HTST is at their most battle ready when all four band members’ voices join as one, as they do in the song “Bombs,” singing: “I want your head, I want your whole heart.” 

Overall, HTST is as rock ‘n’ roll as you can get without being punk, Tice says. They play loud, chunky and fuzzy post-Built to Spill and post-Modest Mouse Northwest indie rock, with elements of ’60s garage rock, surf rock, The Pixies and even bands from the recent Bay Area psychedelic rock revival like Oh Sees.

“We’re not straight punk or a garage band,” Tice says. Perhaps surprisingly, Tice and Roger Hutchins, lead guitar and vocals, are suckers for heavy ’80s and ’90s house music, Tice says. 

“While you probably can’t hear an obvious dance music influence, I made sure you could feel it — builds, breaks, pulse and pop hooks. We put it all together and this is the stew we cooked,” he says.

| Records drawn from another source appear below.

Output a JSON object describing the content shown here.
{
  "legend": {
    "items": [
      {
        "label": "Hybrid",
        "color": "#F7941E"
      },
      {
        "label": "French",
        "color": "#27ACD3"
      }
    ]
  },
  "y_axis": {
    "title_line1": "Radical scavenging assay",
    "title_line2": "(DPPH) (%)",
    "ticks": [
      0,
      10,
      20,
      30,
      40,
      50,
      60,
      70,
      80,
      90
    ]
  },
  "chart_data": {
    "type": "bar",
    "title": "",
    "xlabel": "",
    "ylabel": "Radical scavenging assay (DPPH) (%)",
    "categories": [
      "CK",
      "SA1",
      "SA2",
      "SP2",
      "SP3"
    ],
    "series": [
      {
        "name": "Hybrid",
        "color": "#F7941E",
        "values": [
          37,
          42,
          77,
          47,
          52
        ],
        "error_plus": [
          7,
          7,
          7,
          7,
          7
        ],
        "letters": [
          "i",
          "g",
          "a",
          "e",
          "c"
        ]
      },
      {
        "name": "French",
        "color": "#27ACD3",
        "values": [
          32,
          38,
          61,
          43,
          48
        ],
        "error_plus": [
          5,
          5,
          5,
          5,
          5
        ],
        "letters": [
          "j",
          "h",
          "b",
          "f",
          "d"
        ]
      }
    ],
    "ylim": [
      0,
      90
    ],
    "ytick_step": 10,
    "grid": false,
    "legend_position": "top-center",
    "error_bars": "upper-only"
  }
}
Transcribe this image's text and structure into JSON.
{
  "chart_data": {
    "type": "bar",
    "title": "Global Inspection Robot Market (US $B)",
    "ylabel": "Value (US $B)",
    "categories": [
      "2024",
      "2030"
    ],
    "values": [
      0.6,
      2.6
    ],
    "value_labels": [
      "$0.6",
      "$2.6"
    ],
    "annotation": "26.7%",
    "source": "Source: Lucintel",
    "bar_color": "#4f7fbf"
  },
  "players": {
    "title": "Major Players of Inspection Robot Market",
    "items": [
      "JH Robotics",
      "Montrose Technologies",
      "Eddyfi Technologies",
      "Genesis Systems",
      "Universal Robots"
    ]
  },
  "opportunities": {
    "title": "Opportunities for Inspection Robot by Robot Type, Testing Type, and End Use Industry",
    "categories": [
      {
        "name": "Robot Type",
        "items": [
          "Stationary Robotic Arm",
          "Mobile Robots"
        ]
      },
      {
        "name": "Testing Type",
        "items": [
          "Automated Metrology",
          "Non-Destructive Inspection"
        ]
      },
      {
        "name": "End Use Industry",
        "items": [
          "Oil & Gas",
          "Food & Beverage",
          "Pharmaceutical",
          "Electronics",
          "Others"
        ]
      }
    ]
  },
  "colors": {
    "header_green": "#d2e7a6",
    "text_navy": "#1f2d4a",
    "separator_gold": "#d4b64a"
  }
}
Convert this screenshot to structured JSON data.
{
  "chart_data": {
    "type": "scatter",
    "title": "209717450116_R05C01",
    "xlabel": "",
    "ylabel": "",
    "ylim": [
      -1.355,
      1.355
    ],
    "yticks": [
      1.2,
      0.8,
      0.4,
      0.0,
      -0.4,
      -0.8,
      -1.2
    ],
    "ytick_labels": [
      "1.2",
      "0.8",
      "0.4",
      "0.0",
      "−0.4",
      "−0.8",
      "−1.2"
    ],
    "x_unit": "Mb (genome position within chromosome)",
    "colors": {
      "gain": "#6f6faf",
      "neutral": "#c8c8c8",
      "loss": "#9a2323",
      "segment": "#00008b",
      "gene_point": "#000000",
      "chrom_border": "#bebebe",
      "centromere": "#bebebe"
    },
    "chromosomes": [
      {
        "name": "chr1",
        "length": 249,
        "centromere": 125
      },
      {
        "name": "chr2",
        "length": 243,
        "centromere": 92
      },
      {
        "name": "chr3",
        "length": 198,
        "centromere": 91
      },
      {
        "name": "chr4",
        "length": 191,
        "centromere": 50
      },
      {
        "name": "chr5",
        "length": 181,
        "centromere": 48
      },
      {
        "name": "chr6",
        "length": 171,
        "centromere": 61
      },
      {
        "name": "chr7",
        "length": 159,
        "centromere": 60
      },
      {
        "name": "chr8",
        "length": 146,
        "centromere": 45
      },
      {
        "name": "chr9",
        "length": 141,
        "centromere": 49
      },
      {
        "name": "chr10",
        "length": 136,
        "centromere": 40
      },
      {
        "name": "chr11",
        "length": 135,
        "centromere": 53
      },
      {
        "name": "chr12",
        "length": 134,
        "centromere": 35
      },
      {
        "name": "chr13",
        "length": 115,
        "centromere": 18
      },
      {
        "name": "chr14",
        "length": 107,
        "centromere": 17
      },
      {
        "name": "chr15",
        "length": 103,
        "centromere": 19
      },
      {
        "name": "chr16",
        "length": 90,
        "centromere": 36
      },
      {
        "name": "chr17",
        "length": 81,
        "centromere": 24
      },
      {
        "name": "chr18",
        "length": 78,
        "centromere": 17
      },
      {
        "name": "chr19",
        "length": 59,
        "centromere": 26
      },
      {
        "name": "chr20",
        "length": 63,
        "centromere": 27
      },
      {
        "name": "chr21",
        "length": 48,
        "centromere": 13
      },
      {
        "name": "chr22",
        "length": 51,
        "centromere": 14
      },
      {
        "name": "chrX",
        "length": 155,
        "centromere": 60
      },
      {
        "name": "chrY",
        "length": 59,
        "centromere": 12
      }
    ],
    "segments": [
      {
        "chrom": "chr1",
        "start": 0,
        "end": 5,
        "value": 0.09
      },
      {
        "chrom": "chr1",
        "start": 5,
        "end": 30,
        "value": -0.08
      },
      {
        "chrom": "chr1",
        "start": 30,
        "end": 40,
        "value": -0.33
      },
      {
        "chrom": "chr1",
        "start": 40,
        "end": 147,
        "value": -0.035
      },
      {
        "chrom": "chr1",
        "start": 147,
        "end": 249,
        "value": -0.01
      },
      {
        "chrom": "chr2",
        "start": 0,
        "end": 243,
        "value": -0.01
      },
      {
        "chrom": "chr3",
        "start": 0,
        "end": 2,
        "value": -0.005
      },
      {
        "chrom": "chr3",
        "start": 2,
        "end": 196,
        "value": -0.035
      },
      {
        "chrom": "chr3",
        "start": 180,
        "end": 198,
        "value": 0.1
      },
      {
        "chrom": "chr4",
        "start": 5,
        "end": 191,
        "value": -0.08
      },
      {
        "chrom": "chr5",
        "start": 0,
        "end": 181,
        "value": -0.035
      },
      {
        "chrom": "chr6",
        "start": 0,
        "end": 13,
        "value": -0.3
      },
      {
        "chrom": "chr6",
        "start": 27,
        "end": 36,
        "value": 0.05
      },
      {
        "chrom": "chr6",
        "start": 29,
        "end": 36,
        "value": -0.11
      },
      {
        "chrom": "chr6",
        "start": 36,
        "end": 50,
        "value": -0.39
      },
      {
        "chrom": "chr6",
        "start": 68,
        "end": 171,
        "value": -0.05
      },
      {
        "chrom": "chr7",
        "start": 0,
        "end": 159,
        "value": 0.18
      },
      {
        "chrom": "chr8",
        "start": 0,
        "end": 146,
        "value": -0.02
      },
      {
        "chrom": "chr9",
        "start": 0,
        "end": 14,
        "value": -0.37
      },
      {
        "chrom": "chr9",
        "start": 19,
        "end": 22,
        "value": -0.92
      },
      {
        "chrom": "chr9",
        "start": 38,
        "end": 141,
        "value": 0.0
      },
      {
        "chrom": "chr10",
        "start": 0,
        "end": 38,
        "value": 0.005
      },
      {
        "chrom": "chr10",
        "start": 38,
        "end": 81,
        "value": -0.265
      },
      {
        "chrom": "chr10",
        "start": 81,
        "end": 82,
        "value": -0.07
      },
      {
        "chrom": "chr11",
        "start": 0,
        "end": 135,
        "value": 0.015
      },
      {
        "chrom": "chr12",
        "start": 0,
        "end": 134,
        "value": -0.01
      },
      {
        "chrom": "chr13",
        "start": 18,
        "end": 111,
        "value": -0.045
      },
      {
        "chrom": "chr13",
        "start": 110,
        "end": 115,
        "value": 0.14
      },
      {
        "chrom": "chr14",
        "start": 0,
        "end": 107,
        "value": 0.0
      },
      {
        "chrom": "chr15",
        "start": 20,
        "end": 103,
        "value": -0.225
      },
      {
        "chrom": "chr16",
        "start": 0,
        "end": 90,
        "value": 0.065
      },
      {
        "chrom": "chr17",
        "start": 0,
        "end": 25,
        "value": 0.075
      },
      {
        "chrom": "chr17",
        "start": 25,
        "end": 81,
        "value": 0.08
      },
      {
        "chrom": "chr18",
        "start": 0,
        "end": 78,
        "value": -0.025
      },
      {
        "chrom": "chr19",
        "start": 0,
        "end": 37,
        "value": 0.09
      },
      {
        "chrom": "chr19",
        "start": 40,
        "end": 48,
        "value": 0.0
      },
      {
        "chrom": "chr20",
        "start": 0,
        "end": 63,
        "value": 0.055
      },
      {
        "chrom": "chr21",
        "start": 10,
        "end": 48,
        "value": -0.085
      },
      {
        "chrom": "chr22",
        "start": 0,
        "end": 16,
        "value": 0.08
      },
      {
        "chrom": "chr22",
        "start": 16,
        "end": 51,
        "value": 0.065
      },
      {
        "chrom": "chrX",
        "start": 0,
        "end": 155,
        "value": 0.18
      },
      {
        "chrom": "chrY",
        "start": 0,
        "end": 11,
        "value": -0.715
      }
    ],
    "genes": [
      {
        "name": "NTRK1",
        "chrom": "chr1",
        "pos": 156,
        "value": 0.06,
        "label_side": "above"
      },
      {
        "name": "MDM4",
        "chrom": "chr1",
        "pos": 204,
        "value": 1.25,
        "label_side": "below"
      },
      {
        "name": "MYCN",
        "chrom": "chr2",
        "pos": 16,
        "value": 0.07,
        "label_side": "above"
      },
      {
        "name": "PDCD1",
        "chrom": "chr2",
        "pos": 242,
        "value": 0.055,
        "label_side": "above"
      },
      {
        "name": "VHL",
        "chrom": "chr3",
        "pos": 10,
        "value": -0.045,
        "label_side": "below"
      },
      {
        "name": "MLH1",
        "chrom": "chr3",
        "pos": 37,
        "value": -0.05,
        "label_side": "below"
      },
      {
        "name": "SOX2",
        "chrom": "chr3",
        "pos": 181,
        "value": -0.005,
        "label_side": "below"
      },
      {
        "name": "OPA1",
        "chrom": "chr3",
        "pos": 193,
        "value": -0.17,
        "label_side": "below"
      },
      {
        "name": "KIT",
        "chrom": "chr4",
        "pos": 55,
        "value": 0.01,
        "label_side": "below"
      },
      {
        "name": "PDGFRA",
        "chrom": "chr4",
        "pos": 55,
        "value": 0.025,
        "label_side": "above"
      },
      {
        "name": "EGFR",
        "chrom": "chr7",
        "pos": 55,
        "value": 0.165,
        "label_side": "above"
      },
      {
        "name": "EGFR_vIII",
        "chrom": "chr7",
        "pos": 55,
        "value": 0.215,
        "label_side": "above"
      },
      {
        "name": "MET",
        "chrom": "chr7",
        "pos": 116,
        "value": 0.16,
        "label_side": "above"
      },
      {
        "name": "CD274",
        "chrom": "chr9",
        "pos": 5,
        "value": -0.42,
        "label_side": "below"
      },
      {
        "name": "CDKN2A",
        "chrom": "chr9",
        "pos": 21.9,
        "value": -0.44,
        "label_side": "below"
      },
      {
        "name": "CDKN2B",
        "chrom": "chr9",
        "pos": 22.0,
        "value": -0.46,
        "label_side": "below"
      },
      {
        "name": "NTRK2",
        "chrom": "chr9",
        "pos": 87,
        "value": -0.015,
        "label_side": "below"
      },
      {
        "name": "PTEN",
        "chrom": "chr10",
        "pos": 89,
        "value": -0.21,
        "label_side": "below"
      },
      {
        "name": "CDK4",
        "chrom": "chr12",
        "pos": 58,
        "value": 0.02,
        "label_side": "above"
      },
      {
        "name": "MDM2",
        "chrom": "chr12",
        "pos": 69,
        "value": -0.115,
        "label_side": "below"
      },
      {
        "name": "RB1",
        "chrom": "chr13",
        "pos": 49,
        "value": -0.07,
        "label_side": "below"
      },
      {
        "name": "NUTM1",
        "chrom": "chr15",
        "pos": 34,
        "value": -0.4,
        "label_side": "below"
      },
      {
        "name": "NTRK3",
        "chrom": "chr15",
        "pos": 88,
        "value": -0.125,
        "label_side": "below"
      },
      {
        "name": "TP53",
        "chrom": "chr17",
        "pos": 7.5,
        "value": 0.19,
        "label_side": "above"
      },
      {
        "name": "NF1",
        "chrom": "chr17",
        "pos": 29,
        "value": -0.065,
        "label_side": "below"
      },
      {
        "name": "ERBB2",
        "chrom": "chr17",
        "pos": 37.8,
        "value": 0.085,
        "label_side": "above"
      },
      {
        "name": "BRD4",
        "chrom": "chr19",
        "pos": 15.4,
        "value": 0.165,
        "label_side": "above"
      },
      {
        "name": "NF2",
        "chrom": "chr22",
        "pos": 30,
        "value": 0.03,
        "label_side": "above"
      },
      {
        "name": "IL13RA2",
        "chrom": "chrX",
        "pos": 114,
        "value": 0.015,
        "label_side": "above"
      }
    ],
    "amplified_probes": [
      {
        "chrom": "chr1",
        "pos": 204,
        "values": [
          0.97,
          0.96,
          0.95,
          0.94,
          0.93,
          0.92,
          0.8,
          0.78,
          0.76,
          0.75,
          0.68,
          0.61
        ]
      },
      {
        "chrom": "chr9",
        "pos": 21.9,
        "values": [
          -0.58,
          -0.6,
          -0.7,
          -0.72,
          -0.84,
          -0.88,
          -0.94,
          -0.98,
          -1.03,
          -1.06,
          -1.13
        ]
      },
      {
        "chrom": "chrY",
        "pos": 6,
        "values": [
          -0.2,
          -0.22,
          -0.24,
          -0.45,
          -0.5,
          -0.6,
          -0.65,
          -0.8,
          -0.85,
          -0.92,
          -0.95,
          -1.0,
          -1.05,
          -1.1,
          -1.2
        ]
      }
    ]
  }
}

The band rose as a two-piece out of the ashes of another project about four years ago. Their first show got a positive response.

“We had that punk rock energy. We got a lot of comparison to the Violent Femmes,” Tice says. It wasn’t long before the band expanded to a four-piece, adding Aniela Sobel on rhythm guitar, keyboards and vocals, as well as Evan Captain on bass and vocals.

Tice remembers both Sobel and Captain dancing at HTST shows. 

“Now they’re doing the same thing, just on stage, and making the crowd do the same thing,” he says.

Happy Times Sad Times plays with Eugene’s VCR and Surfsdrugs 10 pm Saturday, July 27, at the newly remodeled Luckey’s; $5, 21-plus.